Published 5:00am 14 September 2022

Clontarf students pack essential goodies for kids in foster care
Words by Ashleigh Howarth

Students from Clontarf Beach State High School are giving back to their community by collecting and packing essential items that will be donated to children who are in foster care.

Students in all year levels have spent the past three terms collecting enough items to fill 48 backpacks, which will be donated to the not-for-profit organisation Hope in a Suitcase.

The school’s generosity and donation has coincided with Peninsula Respect Week – a project that was launched in 2017 with schools from across the Redcliffe peninsula and Deception Bay working together to change community attitudes.

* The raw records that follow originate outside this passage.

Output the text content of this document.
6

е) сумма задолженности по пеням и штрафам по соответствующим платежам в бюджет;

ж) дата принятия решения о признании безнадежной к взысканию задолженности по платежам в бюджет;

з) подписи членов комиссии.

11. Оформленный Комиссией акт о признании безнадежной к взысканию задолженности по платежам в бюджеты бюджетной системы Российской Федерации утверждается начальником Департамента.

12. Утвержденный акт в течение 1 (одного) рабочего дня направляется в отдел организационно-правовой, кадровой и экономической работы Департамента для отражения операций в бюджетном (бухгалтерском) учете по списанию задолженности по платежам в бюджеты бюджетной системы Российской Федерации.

Clontarf Beach State High School Care Coordinator Beth Ben-Karmona says it is important students learn to care for their community.

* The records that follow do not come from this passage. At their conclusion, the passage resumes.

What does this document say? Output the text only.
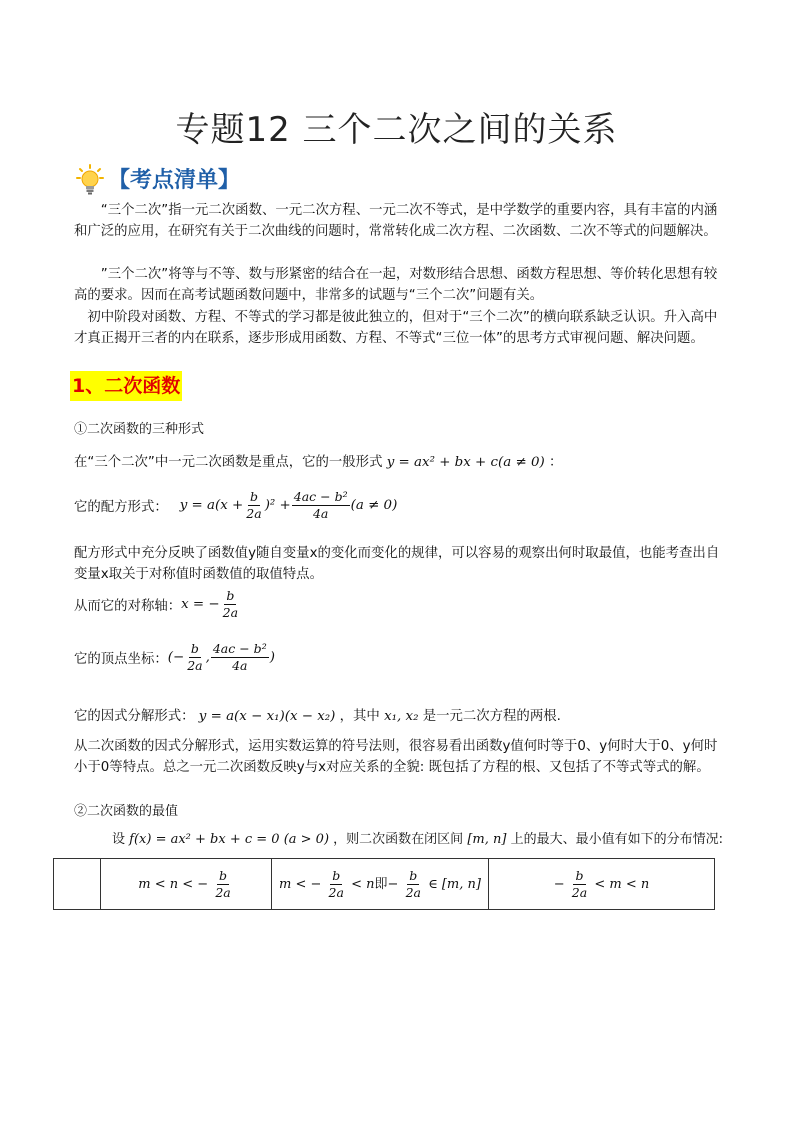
专题12 三个二次之间的关系
【考点清单】
“三个二次”指一元二次函数、一元二次方程、一元二次不等式，是中学数学的重要内容，具有丰富的内涵和广泛的应用，在研究有关于二次曲线的问题时，常常转化成二次方程、二次函数、二次不等式的问题解决。
”三个二次”将等与不等、数与形紧密的结合在一起，对数形结合思想、函数方程思想、等价转化思想有较高的要求。因而在高考试题函数问题中，非常多的试题与“三个二次”问题有关。
初中阶段对函数、方程、不等式的学习都是彼此独立的，但对于“三个二次”的横向联系缺乏认识。升入高中才真正揭开三者的内在联系，逐步形成用函数、方程、不等式“三位一体”的思考方式审视问题、解决问题。
1、二次函数
①二次函数的三种形式
在“三个二次”中一元二次函数是重点，它的一般形式 y = ax² + bx + c(a ≠ 0) ：
它的配方形式： $y = a(x + \frac{b}{2a} )^2 + \frac{\text{4ac − b²}}{4a} (a \ne 0)$
配方形式中充分反映了函数值y随自变量x的变化而变化的规律，可以容易的观察出何时取最值，也能考查出自变量x取关于对称值时函数值的取值特点。
从而它的对称轴： x = − $\frac{b}{2a}$
它的顶点坐标： (− $\frac{b}{2a}$ , $\frac{\text{4ac − b²}}{4a}$ )
它的因式分解形式： y = a(x − x₁)(x − x₂) ，其中 x₁, x₂ 是一元二次方程的两根.
从二次函数的因式分解形式，运用实数运算的符号法则，很容易看出函数y值何时等于0、y何时大于0、y何时小于0等特点。总之一元二次函数反映y与x对应关系的全貌: 既包括了方程的根、又包括了不等式等式的解。
②二次函数的最值
设 f(x) = ax² + bx + c = 0 (a > 0) ，则二次函数在闭区间 [m, n] 上的最大、最小值有如下的分布情况:
	m < n < − $\frac{b}{2a}$	m < − $\frac{b}{2a} < n$即− $\frac{b}{2a}$ ∈ [m, n]	− $\frac{b}{2a} < m < n$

“We hope our students learn it is not always about them and it is important to give to people in need,” Beth says.

“For some of our students, they spent their first paycheck buying something for Hope in a Suitcase.”

The school has a dedicated Care Program through its four sporting houses and features different classes for students in Years 7-12.

This allows the students to maximise their personal, social and academic capabilities.

A number of students who are involved in the Care Program are pictured in the gallery below with their backpacks.

Cute, cuddly and practical donations

Teacher Shiralee Mitchell, who helped organise the donation drive, says the whole school is happy to take part.

“In the past, different classes have done individual respect programs, but after hearing about Hope in a Suitcase last year, I thought this would be something all our students could benefit from,” Shiralee says.

“It’s a cause that hit close to home, so it was important the whole school community came on board.”

Each backpack features items children who arrive in foster care will need.

“In the backpacks there are fuzzy little toys to provide kids in foster care a little extra comfort at night if they are feeling scared, as well as essential items such as toothbrushes, toiletries, clothes, games and books,” Shiralee says.

“We even had one student who made a crochet toy in her spare time, so that’s a nice, personalised gift for a child.

“We also had people donate nappies, and parents also donated items from their workplace.”

Kmart at Kippa-Ring also came on board to help.

“Kmart donated some items and also gave us some money, which we used to purchase the backpacks,” Shiralee explains.

“We would like to thank Kmart for their generosity.”

Helping kids who have nothing

Hope in a Suitcase is run by volunteers who are passionate about showing every child in the foster care system they are loved and valued by their community.

They aim to do this by giving them a suitcase of their own to ensure they have a safe and secure place in which to pack their belongings and take with them wherever their journey may lead.